My method is just a thinly disguised version of your method: your 2x2
matrices are symmetrical, i.e. the number in the upper right is equal
to the number in the lower left.  So I can save some memory and some
CPU time by working with only three numbers.

> Yet one could argue that this is 'cheating' because you (and I) are
> still solving the power problem.

That's true.

> What I had in mind was to use fib results like:
> f_(2n) = f_n^2 + f_(n+1)^2
> and use these in the same way (from first principles) like we use the
> equation
> x^2n = (x*x)^n
> to arrive at a logarithmic power algo.

To compute f(4n) this way, you need to compute both f(2n) and f(2n+1)
first, and to compute those, you need f(n) and f(n+1) and f(n+2)....

I think I can construct an O(log(n)**2) algorithm this way.
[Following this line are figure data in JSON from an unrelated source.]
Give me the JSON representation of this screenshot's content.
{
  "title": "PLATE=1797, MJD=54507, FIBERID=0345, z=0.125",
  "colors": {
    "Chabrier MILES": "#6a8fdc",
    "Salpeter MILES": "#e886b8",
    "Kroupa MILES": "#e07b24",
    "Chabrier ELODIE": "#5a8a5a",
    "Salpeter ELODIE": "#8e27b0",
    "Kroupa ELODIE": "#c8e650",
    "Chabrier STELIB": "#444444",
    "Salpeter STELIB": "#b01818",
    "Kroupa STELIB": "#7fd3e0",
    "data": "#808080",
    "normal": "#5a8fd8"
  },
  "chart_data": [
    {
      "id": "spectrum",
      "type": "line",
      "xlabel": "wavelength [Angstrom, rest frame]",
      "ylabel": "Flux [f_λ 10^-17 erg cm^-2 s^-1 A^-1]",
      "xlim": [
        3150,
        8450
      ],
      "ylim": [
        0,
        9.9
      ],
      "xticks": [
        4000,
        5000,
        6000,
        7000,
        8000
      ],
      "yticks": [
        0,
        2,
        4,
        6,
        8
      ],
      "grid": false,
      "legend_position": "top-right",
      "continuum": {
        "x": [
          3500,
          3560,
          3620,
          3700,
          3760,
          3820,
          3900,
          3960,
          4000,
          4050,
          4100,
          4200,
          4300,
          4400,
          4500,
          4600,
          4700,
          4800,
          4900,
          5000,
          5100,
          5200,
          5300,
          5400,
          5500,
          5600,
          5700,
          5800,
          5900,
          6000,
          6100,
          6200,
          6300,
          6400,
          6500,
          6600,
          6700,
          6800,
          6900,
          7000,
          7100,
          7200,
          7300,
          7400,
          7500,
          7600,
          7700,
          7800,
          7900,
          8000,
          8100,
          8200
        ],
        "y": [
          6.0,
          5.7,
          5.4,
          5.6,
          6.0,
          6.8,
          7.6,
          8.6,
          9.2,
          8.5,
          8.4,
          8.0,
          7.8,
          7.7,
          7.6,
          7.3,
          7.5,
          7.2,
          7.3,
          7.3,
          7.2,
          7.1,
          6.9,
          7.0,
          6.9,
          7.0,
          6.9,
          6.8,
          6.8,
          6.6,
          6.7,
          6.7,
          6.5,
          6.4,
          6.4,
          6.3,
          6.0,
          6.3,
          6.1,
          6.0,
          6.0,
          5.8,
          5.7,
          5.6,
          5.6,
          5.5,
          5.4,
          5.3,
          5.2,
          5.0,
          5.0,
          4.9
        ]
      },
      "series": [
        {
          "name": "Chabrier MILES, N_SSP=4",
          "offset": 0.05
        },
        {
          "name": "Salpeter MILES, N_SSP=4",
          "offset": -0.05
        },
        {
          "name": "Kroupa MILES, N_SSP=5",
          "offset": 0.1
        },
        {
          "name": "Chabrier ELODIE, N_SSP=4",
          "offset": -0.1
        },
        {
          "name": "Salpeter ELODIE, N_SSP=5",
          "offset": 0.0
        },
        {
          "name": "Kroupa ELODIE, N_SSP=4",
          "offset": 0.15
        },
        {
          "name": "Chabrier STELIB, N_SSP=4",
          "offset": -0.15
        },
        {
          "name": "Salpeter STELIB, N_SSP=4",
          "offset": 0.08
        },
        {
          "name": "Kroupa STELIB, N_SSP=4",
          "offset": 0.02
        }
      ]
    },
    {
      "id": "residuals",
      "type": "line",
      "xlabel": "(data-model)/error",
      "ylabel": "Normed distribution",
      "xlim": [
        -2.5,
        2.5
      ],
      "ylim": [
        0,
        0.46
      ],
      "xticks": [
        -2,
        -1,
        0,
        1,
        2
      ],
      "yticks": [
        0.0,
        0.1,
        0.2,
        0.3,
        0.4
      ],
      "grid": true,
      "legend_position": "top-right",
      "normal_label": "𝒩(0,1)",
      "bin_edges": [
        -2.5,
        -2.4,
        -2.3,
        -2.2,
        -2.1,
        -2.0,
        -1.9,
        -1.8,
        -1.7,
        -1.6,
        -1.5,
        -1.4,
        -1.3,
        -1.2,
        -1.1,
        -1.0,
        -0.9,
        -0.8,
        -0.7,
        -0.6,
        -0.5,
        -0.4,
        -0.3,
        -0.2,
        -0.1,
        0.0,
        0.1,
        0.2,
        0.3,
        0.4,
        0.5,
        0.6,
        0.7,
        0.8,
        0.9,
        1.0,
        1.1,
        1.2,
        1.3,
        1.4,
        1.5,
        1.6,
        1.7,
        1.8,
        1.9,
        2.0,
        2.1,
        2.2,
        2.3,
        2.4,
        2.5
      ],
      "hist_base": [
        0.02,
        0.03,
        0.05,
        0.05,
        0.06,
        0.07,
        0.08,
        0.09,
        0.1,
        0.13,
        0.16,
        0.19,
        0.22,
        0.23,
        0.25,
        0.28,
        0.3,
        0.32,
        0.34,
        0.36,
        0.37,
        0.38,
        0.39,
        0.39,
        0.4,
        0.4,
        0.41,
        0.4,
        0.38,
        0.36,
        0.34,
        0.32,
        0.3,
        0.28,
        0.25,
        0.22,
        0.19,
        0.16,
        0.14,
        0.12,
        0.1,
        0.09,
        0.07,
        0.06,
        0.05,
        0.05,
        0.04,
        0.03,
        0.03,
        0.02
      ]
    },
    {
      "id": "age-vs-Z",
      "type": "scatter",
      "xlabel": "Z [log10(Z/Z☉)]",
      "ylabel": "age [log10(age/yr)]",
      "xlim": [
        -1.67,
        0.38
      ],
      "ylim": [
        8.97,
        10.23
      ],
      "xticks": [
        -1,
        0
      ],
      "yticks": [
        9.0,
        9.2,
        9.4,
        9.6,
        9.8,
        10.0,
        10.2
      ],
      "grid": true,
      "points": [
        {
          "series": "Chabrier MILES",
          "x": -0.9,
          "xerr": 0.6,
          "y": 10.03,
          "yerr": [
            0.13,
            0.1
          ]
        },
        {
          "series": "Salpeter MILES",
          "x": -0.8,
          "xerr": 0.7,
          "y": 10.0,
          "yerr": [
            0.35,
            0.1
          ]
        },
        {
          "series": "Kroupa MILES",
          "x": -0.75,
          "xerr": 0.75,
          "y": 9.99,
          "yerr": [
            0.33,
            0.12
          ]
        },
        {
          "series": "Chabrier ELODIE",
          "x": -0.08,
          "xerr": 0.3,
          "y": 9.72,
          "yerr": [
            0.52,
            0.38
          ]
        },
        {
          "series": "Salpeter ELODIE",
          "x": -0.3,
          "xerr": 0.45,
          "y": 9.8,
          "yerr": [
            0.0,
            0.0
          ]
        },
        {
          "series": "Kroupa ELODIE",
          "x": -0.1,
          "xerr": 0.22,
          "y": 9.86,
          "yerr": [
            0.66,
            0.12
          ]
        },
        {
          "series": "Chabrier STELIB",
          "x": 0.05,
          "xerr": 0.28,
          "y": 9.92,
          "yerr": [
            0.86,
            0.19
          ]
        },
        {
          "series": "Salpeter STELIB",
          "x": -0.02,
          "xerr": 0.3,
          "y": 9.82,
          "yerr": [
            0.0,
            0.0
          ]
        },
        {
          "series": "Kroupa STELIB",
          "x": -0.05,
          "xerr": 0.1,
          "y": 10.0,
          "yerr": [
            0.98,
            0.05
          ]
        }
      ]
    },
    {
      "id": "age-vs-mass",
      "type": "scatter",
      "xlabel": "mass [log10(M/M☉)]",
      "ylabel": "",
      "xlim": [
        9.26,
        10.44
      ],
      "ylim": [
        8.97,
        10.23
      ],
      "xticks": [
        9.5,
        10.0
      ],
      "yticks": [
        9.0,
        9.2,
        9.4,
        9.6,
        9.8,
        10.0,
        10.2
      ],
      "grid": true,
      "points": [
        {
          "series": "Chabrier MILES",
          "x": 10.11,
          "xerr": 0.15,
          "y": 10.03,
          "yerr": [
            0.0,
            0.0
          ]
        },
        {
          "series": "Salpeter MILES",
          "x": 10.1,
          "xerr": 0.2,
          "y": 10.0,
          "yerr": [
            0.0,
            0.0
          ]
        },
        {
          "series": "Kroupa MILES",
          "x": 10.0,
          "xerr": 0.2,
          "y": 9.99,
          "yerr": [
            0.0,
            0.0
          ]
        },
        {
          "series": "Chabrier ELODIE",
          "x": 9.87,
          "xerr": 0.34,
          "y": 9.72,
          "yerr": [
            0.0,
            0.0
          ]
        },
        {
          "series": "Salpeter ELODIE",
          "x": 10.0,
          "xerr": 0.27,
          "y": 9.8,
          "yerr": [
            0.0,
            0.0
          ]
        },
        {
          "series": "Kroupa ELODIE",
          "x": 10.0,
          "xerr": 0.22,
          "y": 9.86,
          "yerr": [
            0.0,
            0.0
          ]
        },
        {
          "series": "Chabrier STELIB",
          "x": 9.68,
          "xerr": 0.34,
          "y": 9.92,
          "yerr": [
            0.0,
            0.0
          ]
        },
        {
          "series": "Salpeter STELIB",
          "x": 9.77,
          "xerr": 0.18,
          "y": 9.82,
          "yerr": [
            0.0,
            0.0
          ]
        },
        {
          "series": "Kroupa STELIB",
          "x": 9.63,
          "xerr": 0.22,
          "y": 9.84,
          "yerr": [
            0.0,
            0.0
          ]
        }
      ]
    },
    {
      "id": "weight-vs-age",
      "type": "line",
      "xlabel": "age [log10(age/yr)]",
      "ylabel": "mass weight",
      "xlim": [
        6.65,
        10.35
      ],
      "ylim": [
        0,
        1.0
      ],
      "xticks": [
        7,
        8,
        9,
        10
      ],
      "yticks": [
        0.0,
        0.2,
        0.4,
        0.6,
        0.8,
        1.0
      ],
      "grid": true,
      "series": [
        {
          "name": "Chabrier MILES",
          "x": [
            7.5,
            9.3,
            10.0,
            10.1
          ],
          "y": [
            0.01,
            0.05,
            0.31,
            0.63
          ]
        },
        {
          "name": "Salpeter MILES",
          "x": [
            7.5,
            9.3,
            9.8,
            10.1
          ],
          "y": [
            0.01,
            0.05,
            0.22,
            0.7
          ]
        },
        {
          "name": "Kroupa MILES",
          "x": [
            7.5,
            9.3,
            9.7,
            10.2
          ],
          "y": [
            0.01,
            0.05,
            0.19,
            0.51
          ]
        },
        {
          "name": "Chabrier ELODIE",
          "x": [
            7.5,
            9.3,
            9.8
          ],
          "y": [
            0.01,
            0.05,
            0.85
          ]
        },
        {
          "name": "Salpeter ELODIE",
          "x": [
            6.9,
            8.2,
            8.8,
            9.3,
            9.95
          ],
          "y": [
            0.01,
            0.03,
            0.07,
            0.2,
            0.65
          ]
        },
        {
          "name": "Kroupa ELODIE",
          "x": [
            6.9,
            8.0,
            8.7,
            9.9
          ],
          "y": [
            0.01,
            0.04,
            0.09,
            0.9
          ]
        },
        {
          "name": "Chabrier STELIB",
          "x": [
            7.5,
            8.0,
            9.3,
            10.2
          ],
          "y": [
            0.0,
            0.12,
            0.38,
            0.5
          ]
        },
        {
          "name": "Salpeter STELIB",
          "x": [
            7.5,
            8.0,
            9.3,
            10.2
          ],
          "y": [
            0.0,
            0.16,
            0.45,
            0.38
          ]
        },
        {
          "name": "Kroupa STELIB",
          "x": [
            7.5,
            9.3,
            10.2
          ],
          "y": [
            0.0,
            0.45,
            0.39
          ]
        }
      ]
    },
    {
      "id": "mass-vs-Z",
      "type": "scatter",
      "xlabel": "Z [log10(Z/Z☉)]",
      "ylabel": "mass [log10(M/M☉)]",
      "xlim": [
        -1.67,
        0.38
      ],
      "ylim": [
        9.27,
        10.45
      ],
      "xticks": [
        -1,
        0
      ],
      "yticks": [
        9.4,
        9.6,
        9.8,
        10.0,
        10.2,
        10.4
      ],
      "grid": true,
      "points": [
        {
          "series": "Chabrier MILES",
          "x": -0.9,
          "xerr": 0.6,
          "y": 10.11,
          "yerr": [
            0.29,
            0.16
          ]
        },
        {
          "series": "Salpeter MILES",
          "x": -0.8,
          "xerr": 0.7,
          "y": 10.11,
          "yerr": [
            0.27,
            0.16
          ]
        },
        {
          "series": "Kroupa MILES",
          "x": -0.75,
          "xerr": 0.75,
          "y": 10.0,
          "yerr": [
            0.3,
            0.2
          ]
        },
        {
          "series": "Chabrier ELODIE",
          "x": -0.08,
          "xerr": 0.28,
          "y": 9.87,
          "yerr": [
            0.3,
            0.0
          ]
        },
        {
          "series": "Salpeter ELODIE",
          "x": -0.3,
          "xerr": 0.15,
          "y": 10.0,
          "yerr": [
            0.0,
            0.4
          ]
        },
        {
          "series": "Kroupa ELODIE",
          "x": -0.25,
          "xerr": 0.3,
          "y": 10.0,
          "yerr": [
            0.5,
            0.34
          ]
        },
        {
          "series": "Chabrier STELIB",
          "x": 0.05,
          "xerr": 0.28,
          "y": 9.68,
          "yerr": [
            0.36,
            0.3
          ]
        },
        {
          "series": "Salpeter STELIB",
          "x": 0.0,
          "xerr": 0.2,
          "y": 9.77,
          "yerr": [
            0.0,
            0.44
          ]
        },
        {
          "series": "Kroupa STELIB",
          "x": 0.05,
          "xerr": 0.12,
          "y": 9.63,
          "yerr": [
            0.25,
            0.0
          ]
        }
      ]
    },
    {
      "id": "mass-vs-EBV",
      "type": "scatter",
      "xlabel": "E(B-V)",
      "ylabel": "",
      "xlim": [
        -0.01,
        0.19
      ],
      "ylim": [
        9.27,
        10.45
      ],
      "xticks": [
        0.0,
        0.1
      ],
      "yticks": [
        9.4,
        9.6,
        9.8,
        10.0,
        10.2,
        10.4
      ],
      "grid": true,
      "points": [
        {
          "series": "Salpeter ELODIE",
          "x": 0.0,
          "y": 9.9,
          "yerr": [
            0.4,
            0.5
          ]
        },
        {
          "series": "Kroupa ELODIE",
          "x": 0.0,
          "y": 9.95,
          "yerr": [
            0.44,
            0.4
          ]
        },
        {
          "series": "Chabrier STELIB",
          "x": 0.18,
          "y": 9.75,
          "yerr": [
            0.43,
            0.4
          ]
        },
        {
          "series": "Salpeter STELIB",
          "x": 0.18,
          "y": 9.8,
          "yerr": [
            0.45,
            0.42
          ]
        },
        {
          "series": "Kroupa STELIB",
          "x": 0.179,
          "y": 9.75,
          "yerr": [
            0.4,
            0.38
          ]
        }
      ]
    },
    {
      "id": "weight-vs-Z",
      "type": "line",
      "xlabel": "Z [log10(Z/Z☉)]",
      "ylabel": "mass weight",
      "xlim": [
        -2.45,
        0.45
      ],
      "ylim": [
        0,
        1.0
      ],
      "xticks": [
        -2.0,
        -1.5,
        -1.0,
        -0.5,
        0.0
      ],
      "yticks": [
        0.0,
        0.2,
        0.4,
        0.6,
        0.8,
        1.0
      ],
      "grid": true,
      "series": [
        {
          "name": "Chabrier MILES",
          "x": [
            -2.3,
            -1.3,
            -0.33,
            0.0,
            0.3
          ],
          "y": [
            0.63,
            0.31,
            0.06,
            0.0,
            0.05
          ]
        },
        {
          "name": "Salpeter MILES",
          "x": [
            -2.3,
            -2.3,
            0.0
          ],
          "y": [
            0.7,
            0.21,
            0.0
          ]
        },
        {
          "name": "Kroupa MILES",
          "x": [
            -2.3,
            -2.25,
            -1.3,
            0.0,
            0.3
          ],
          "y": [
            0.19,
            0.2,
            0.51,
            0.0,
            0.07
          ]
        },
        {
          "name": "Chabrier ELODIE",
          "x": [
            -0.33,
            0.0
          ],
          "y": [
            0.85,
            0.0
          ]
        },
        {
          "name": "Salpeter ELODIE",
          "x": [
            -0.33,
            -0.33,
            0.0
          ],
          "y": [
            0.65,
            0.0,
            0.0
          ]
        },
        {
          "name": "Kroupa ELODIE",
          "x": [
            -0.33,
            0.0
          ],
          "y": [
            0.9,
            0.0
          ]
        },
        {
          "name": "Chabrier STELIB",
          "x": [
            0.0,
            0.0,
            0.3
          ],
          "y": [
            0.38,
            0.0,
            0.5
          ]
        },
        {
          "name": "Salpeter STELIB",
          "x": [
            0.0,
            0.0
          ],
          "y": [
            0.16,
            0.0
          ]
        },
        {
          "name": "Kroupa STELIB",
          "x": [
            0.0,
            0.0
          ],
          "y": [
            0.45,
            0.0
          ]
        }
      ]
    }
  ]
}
And it would still be 'cheating', because we'd still use some special
property of the Fibonacci sequence to reduce our problem to the power
problem.  I think this sort of cheating can't be avoided: there is no
general method to compute recurrent sequences faster than O(n);
Fibonacci is just a special case.

-- HansM